The Rise of the Data Scientist
The data scientist is a relatively new role within organisations but one that is set to become more commonplace as data driven decision making becomes the norm. Essentially, there are two skills that a good data scientist need to possess. The first is to have the technical skills to harvest, structure and analyze the data in a way that can produce meaningful insights. And there are a huge number and variety of tools at their disposal nowadays. Tools to extract, process, summarize before even beginning their analysis. And with such vast amounts of data to deal with, one of the best ways to start making sense of it, is to use data visualization techniques. Seeing the data, is one of the emerging techniques that can not only cope with the massive data volumes, but also can help us identify patterns and trends that would otherwise be lost deep in the detail.

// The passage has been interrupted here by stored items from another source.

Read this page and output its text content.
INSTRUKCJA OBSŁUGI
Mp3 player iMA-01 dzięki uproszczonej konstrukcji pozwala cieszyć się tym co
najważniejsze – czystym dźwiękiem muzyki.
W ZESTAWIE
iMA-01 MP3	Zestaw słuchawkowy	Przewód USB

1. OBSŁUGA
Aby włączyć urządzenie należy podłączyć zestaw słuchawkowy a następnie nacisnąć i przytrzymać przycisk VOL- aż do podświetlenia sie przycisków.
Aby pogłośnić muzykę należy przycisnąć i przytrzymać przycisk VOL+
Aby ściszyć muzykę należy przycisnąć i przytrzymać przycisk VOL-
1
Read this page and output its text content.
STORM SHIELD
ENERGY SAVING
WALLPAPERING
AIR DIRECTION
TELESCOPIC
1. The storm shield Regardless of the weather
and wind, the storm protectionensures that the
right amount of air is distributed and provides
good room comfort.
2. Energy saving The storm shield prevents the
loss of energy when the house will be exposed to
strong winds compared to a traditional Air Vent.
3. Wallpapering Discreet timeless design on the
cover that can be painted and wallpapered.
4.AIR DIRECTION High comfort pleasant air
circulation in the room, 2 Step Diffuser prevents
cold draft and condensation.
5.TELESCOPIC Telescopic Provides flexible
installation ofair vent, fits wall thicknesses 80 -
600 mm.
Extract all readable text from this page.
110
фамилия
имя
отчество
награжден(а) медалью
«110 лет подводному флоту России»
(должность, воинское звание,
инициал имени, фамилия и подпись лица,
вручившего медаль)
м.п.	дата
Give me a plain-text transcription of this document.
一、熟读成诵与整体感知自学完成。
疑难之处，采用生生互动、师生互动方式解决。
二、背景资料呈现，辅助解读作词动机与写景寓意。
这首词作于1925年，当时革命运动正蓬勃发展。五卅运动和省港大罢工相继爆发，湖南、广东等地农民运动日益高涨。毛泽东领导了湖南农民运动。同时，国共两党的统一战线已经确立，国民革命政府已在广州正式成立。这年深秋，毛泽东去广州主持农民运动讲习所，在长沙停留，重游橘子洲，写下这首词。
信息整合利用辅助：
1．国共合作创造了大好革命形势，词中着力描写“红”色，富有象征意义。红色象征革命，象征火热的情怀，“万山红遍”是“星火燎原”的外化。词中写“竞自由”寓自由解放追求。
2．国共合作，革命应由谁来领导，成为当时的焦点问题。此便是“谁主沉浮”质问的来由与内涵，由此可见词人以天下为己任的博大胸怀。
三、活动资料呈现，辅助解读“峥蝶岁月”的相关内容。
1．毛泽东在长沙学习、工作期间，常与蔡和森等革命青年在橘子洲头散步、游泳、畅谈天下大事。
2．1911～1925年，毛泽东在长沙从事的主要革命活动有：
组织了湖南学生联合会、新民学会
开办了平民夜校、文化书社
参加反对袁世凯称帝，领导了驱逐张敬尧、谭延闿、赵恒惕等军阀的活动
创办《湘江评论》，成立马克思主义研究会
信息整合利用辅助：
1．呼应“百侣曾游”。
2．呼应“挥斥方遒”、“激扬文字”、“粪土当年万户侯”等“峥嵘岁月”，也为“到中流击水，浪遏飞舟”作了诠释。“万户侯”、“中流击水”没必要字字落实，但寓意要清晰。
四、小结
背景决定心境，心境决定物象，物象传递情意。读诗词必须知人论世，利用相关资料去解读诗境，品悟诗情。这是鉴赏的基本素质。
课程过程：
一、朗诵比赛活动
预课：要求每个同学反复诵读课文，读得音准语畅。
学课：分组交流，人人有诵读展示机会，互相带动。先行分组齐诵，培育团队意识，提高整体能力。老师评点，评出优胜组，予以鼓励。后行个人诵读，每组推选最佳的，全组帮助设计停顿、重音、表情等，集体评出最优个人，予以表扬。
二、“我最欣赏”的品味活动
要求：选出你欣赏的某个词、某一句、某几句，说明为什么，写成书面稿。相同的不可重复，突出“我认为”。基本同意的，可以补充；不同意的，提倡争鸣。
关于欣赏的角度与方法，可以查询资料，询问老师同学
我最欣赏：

As important as having the technical knowhow and analytical skills is, the true value of a data scientist is in their ability to effectively present their results. It’s not only their talent to identify meaningful insights but, it’s also their ability to present their findings back to the business in a meaningful and digestible way, that make a good data scientist such a valuable asset. They can identify new business opportunities or save the business money by highlighting areas of inefficiency or waste. A data scientist can see things before anyone else can. They can see patterns in people’s behavior that can predict what’s going to happen next. In one extreme but well reported case, an American retail store exposed a teenage girl as being pregnant, purely by analysing her purchasing habits. In this case, the store knew she was pregnant before the girl’s own family did.
Like all specialist fields, data science can be broken into several specialist areas such as analysis and engineering. It comes with it’s own peculiar language such as data wrangling or munging. This particular jargon describes the process of turning the raw data into a format that’s more amenable to data analysis and the identification of patterns. The world of data science is strange and peculiar and can be seen as highly complex and technical. It IS highly complex and technical but it’s also the only way we can begin to make sense of the ever growing amount of data. Online, it’s the ability of a data scientist to track user behaviors and glean patterns and meaningful business insights that makes it such an important role.
I was once working closely with a data analyst who was charged with explaining why a large and high profile sales promotion had failed to achieve anywhere near the results that had been expected. At the time there was an ongoing political disagreement and people were pointing fingers. Blame for the failure was already being liberally apportioned between everyone involved. What stuck with me was what the data analyst said, as they were methodically crunching through the data. They said, “the data doesn’t lie, people do”. In that one quick, throw away comment, I think they summed up the power of data science.
Do you have any stories of great insights being discovered, deep within big data?